25. Im Lager des Feindes

"Björn fordert dich als Leibbürge.", sagte Ivar. Er schien nachzudenken und flüsterte wieder mit Hvitserk, bis er sich wieder an mich wendete, "Du wirst mit Björn und Ubbe in ihr Lager reiten."

Entsetzt sah ich Ivar an.
Ich mochte es nicht von ihm getrennt zu sein, möge er so gemein und fies sein wie er wollte, an seiner Seite fühlte ich mich wohl, jedenfalls die meiste Zeit.
Ivar nickte in Björns Richtung und mit einem Entsetzen im Gesicht ritt ich langsam los.

"Ich grüße dich, Tjara.", Björn nickte mir zu und musterte mich. In seinen Augen war weder Abneigung noch Zuneigung zu sehen.
"Sei selbstsicher.", hörte ich Hvitserks Stimme in meinem Kopf, "Reiten wir.", Björn drehte um, ich folgte ihm langsam auf meinem Pferd.

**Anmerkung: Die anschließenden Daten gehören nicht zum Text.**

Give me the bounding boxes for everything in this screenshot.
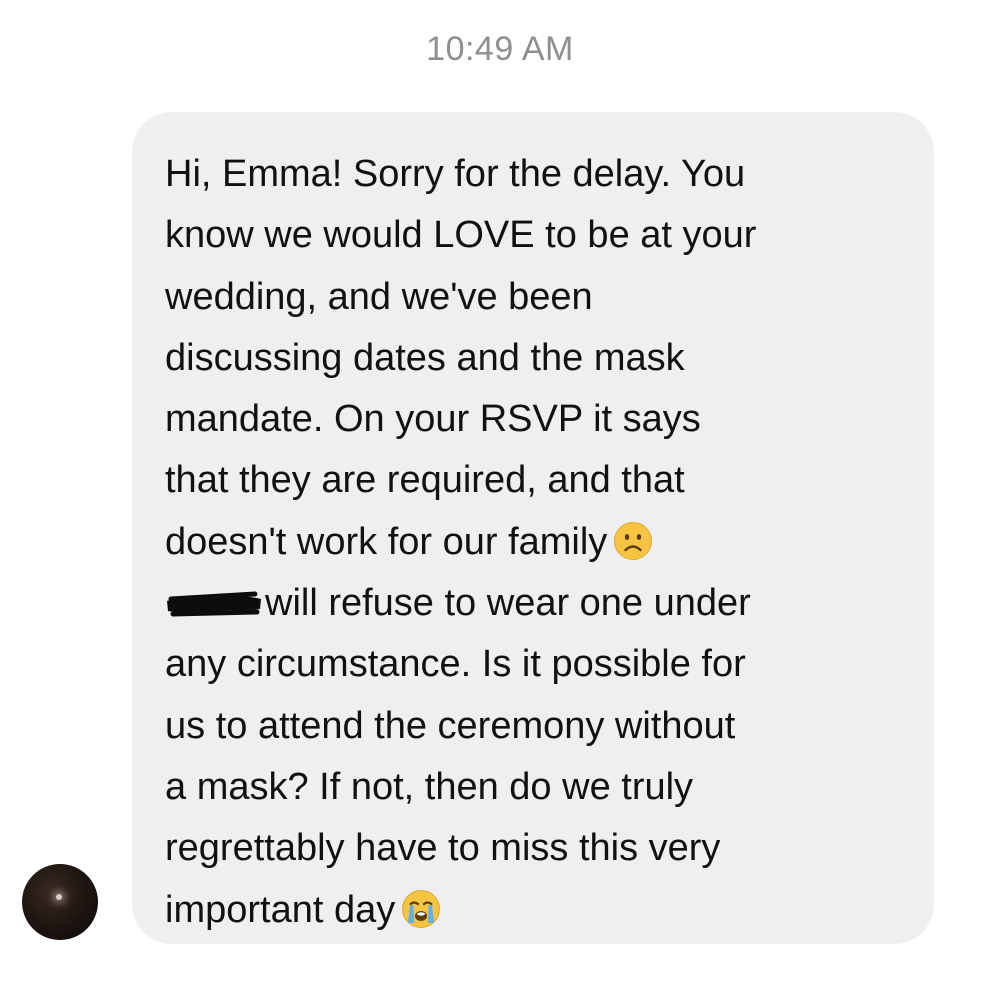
message-line-with-emoji: important day [165, 880, 914, 941]
message-line: discussing dates and the mask [165, 336, 685, 379]
message-line: will refuse to wear one under [265, 582, 751, 625]
chat-screen: 10:49 AM Hi, Emma! Sorry for the delay. … [0, 0, 1000, 1000]
message-line: know we would LOVE to be at your [165, 214, 757, 257]
frowning-face-emoji-icon [613, 521, 653, 561]
message-line: doesn't work for our family [165, 520, 608, 563]
message-text: Hi, Emma! Sorry for the delay. You know … [165, 144, 914, 941]
loudly-crying-face-emoji-icon [401, 889, 441, 929]
redacted-name-mark [165, 587, 263, 621]
message-line: important day [165, 888, 396, 931]
message-line: that they are required, and that [165, 459, 685, 502]
message-line: a mask? If not, then do we truly [165, 765, 694, 808]
received-message-bubble[interactable]: Hi, Emma! Sorry for the delay. You know … [132, 112, 934, 944]
message-line: us to attend the ceremony without [165, 704, 736, 747]
message-timestamp: 10:49 AM [426, 30, 574, 68]
message-line-with-emoji: doesn't work for our family [165, 512, 914, 573]
message-line: wedding, and we've been [165, 275, 593, 318]
sender-avatar[interactable] [22, 864, 98, 940]
message-line: mandate. On your RSVP it says [165, 398, 701, 441]
message-line: Hi, Emma! Sorry for the delay. You [165, 153, 746, 195]
message-line: regrettably have to miss this very [165, 827, 721, 870]
message-line-with-redaction: will refuse to wear one under [165, 573, 914, 634]
avatar-highlight [56, 894, 62, 900]
message-line: any circumstance. Is it possible for [165, 643, 746, 686]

Es fühlte sich falsch an, ich fühlte mich unwohl, unsicher und einerseits auch ungewollt in ihrem Lager.
Ubbe, Björn und Lagertha standen um mich herum. Mein Bruder gab mir Met, wie in alten Zeiten.
"Was treibt Ivar?", Ubbe durchbrach die Stille, doch er vermied es mir in die Augen zu sehen.
Ich zuckte kurz mit den Schultern, "Was soll er schon tun."

Ubbe starrte vor sich hin, "Wieso stehst du nur auf seiner Seite, ich verstehe es nicht, Tjara.", er klang bedauernd.

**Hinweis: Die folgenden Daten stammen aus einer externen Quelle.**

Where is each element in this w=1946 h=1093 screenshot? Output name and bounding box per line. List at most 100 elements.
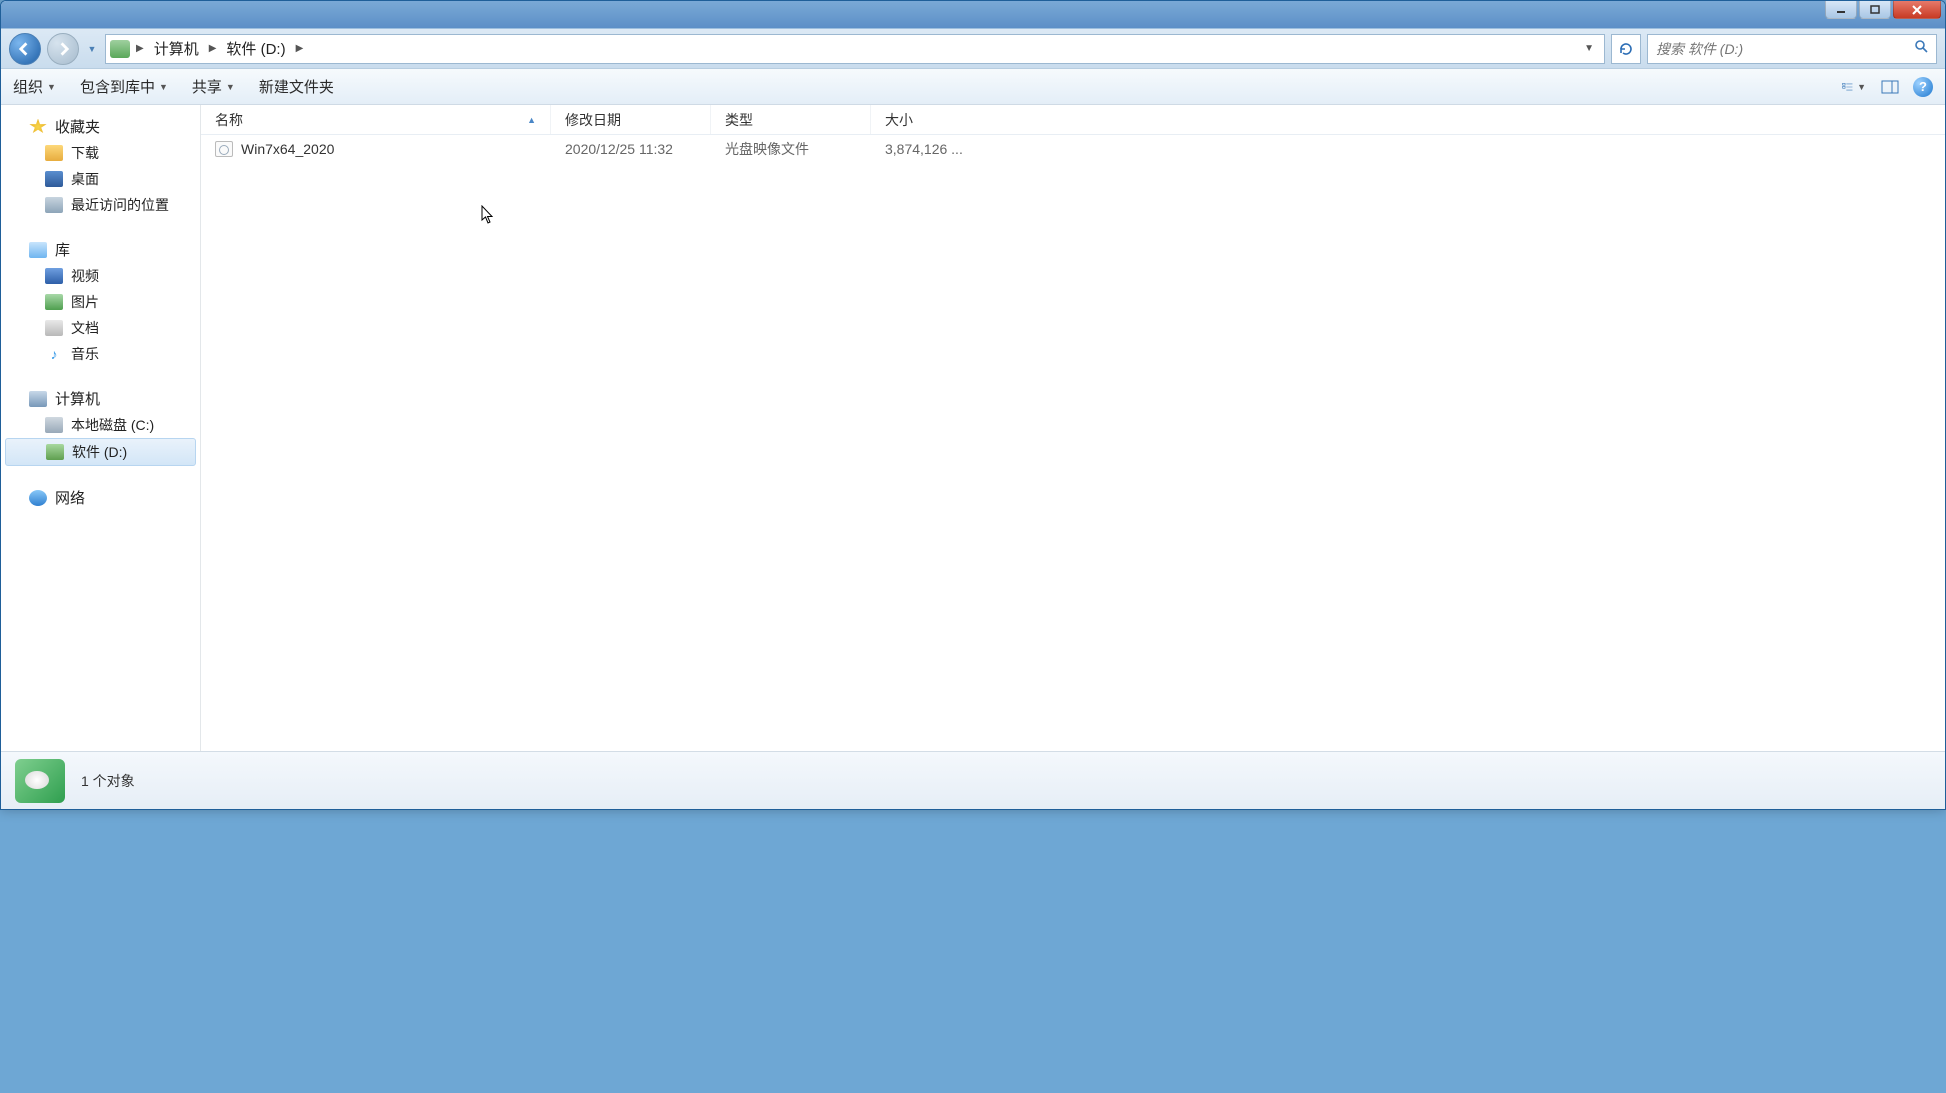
computer-group: 计算机 本地磁盘 (C:) 软件 (D:)	[5, 385, 196, 466]
include-in-library-menu[interactable]: 包含到库中 ▼	[80, 76, 168, 97]
search-icon	[1914, 39, 1928, 58]
body: 收藏夹 下载 桌面 最近访问的位置 库	[1, 105, 1945, 751]
col-date-label: 修改日期	[565, 110, 621, 130]
col-type-label: 类型	[725, 110, 753, 130]
column-date[interactable]: 修改日期	[551, 105, 711, 134]
star-icon	[29, 119, 47, 135]
address-dropdown-icon[interactable]: ▼	[1578, 43, 1600, 54]
file-row[interactable]: Win7x64_2020 2020/12/25 11:32 光盘映像文件 3,8…	[201, 135, 1945, 163]
include-label: 包含到库中	[80, 76, 155, 97]
minimize-button[interactable]	[1825, 1, 1857, 19]
view-mode-button[interactable]: ▼	[1841, 75, 1867, 99]
recent-label: 最近访问的位置	[71, 195, 169, 215]
favorites-label: 收藏夹	[55, 116, 100, 137]
breadcrumb-separator-icon[interactable]: ▶	[294, 43, 306, 54]
caret-icon: ▼	[159, 82, 168, 92]
computer-icon	[29, 391, 47, 407]
desktop-icon	[45, 171, 63, 187]
sidebar-network[interactable]: 网络	[5, 484, 196, 511]
network-icon	[29, 490, 47, 506]
status-bar: 1 个对象	[1, 751, 1945, 809]
search-box[interactable]	[1647, 34, 1937, 64]
sidebar-downloads[interactable]: 下载	[5, 140, 196, 166]
maximize-button[interactable]	[1859, 1, 1891, 19]
new-folder-button[interactable]: 新建文件夹	[259, 76, 334, 97]
preview-pane-button[interactable]	[1877, 75, 1903, 99]
column-name[interactable]: 名称 ▲	[201, 105, 551, 134]
sidebar-pictures[interactable]: 图片	[5, 289, 196, 315]
organize-label: 组织	[13, 76, 43, 97]
caret-icon: ▼	[1857, 82, 1866, 92]
music-label: 音乐	[71, 344, 99, 364]
col-size-label: 大小	[885, 110, 913, 130]
ddrive-label: 软件 (D:)	[72, 442, 127, 462]
music-icon: ♪	[45, 346, 63, 362]
sidebar-software-d[interactable]: 软件 (D:)	[5, 438, 196, 466]
sidebar-videos[interactable]: 视频	[5, 263, 196, 289]
navigation-pane[interactable]: 收藏夹 下载 桌面 最近访问的位置 库	[1, 105, 201, 751]
drive-icon	[46, 444, 64, 460]
share-label: 共享	[192, 76, 222, 97]
library-icon	[29, 242, 47, 258]
caret-icon: ▼	[47, 82, 56, 92]
back-button[interactable]	[9, 33, 41, 65]
help-button[interactable]: ?	[1913, 77, 1933, 97]
search-input[interactable]	[1656, 41, 1908, 57]
column-type[interactable]: 类型	[711, 105, 871, 134]
organize-menu[interactable]: 组织 ▼	[13, 76, 56, 97]
drive-icon	[110, 40, 130, 58]
toolbar: 组织 ▼ 包含到库中 ▼ 共享 ▼ 新建文件夹 ▼ ?	[1, 69, 1945, 105]
close-button[interactable]	[1893, 1, 1941, 19]
pictures-label: 图片	[71, 292, 99, 312]
breadcrumb-separator-icon[interactable]: ▶	[134, 43, 146, 54]
sidebar-local-disk-c[interactable]: 本地磁盘 (C:)	[5, 412, 196, 438]
col-name-label: 名称	[215, 110, 243, 130]
refresh-button[interactable]	[1611, 34, 1641, 64]
file-list-area[interactable]: 名称 ▲ 修改日期 类型 大小 Win7x64_2020	[201, 105, 1945, 751]
folder-icon	[45, 145, 63, 161]
file-date: 2020/12/25 11:32	[551, 141, 711, 157]
forward-button[interactable]	[47, 33, 79, 65]
nav-history-dropdown[interactable]: ▼	[85, 36, 99, 62]
videos-label: 视频	[71, 266, 99, 286]
sort-ascending-icon: ▲	[527, 115, 536, 125]
address-bar[interactable]: ▶ 计算机 ▶ 软件 (D:) ▶ ▼	[105, 34, 1605, 64]
downloads-label: 下载	[71, 143, 99, 163]
file-rows: Win7x64_2020 2020/12/25 11:32 光盘映像文件 3,8…	[201, 135, 1945, 751]
sidebar-recent[interactable]: 最近访问的位置	[5, 192, 196, 218]
file-type: 光盘映像文件	[711, 139, 871, 159]
picture-icon	[45, 294, 63, 310]
sidebar-desktop[interactable]: 桌面	[5, 166, 196, 192]
desktop-label: 桌面	[71, 169, 99, 189]
title-bar	[1, 1, 1945, 29]
explorer-window: ▼ ▶ 计算机 ▶ 软件 (D:) ▶ ▼ 组织 ▼ 包含到库中 ▼	[0, 0, 1946, 810]
libraries-label: 库	[55, 239, 70, 260]
iso-file-icon	[215, 141, 233, 157]
sidebar-music[interactable]: ♪ 音乐	[5, 341, 196, 367]
file-name: Win7x64_2020	[241, 141, 334, 157]
address-bar-row: ▼ ▶ 计算机 ▶ 软件 (D:) ▶ ▼	[1, 29, 1945, 69]
breadcrumb-computer[interactable]: 计算机	[150, 35, 203, 63]
favorites-group: 收藏夹 下载 桌面 最近访问的位置	[5, 113, 196, 218]
sidebar-libraries[interactable]: 库	[5, 236, 196, 263]
video-icon	[45, 268, 63, 284]
status-text: 1 个对象	[81, 771, 135, 791]
drive-icon	[45, 417, 63, 433]
column-headers: 名称 ▲ 修改日期 类型 大小	[201, 105, 1945, 135]
recent-icon	[45, 197, 63, 213]
document-icon	[45, 320, 63, 336]
breadcrumb-drive[interactable]: 软件 (D:)	[222, 35, 289, 63]
share-menu[interactable]: 共享 ▼	[192, 76, 235, 97]
cdrive-label: 本地磁盘 (C:)	[71, 415, 154, 435]
documents-label: 文档	[71, 318, 99, 338]
column-size[interactable]: 大小	[871, 105, 991, 134]
caret-icon: ▼	[226, 82, 235, 92]
network-label: 网络	[55, 487, 85, 508]
drive-thumbnail-icon	[15, 759, 65, 803]
sidebar-documents[interactable]: 文档	[5, 315, 196, 341]
computer-label: 计算机	[55, 388, 100, 409]
breadcrumb-separator-icon[interactable]: ▶	[207, 43, 219, 54]
network-group: 网络	[5, 484, 196, 511]
sidebar-computer[interactable]: 计算机	[5, 385, 196, 412]
sidebar-favorites[interactable]: 收藏夹	[5, 113, 196, 140]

"Das brauchst du auch nicht, Ubbe.", flüsterte ich gereizt.

"Doch, erkläre es mir.", er setzte sich vor mich und sah mir nun in die Augen.

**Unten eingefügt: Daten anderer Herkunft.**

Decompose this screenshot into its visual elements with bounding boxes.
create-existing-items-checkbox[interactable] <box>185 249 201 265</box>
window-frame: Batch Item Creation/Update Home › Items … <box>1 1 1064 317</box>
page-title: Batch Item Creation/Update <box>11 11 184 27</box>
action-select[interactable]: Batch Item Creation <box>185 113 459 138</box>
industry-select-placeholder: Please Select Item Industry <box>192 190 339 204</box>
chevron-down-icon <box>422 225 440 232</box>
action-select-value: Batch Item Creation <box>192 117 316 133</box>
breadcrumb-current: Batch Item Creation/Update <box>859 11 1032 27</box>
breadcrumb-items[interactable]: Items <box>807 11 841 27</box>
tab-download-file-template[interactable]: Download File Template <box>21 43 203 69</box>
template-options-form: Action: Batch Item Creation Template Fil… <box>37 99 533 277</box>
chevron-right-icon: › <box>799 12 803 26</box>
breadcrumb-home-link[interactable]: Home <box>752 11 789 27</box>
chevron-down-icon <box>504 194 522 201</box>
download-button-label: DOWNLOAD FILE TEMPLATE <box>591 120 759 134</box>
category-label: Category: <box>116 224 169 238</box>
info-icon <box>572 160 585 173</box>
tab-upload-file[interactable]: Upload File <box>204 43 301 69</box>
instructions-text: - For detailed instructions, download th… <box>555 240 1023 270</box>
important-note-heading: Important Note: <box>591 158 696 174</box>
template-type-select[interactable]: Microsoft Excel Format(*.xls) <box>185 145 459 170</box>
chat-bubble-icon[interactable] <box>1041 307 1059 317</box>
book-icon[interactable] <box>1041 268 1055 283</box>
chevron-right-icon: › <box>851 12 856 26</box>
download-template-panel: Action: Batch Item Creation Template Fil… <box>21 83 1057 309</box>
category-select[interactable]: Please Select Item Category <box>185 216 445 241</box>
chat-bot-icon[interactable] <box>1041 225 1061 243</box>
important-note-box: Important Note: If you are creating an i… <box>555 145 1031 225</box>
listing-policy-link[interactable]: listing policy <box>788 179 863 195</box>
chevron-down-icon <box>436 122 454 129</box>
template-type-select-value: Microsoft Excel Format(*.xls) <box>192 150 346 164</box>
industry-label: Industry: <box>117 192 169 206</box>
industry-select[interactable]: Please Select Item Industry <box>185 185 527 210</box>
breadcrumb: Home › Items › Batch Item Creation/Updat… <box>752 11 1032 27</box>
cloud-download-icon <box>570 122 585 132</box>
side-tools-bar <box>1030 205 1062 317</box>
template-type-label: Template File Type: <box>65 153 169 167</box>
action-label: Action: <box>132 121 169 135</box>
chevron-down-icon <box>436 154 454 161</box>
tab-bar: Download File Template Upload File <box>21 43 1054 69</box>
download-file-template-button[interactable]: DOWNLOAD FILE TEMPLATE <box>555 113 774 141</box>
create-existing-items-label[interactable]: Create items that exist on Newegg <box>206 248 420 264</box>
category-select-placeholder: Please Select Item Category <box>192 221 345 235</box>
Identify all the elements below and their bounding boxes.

"Du weißt nicht wie es ist fünf ältere Bruder zu haben. Jeder versucht dich zu belehren. Jeder versucht dich so hinzubiegen, wie es ihm gerade passt."

Ubbe lachte kurz auf, "So wie Ivar es tut meinst du?"

"Nein, so wie du es immer getan hast. Du warst derjenige, der mich immer von Ivar trennen wollte, du warst derjenige, der wollte, dass ich Ivar als Monster und schlechten Bruder ansehe.", ich sah ihn an, "Selbst jetzt willst du es noch, Ubbe."

Nun setzte sich Lagertha auf den Tisch vor mir und sah mich an. Sie bemühte sich zu lächeln, doch selbst wenn ihr Lächeln ernst gemeint wäre, würde ich sie immer noch hassen. Sie hat unsere Mutter umgebracht.
"Wir möchten vermeiden, dass Blut fließt, Tjara."

Amüsiert lachte ich auf, "Dann überlass Ivar den Thron.", flüsterte ich mit einem falschen Lächeln.
"Ich glaube du verstehst nicht, Tjara. Wenn es zum Kampf kommen sollte, wird unsere Streitmacht, die deines Bruders niedermetzeln, bis auf den letzten Mann. Wir können das auch ohne Blutvergießen klären. Es liegt in deiner Hand."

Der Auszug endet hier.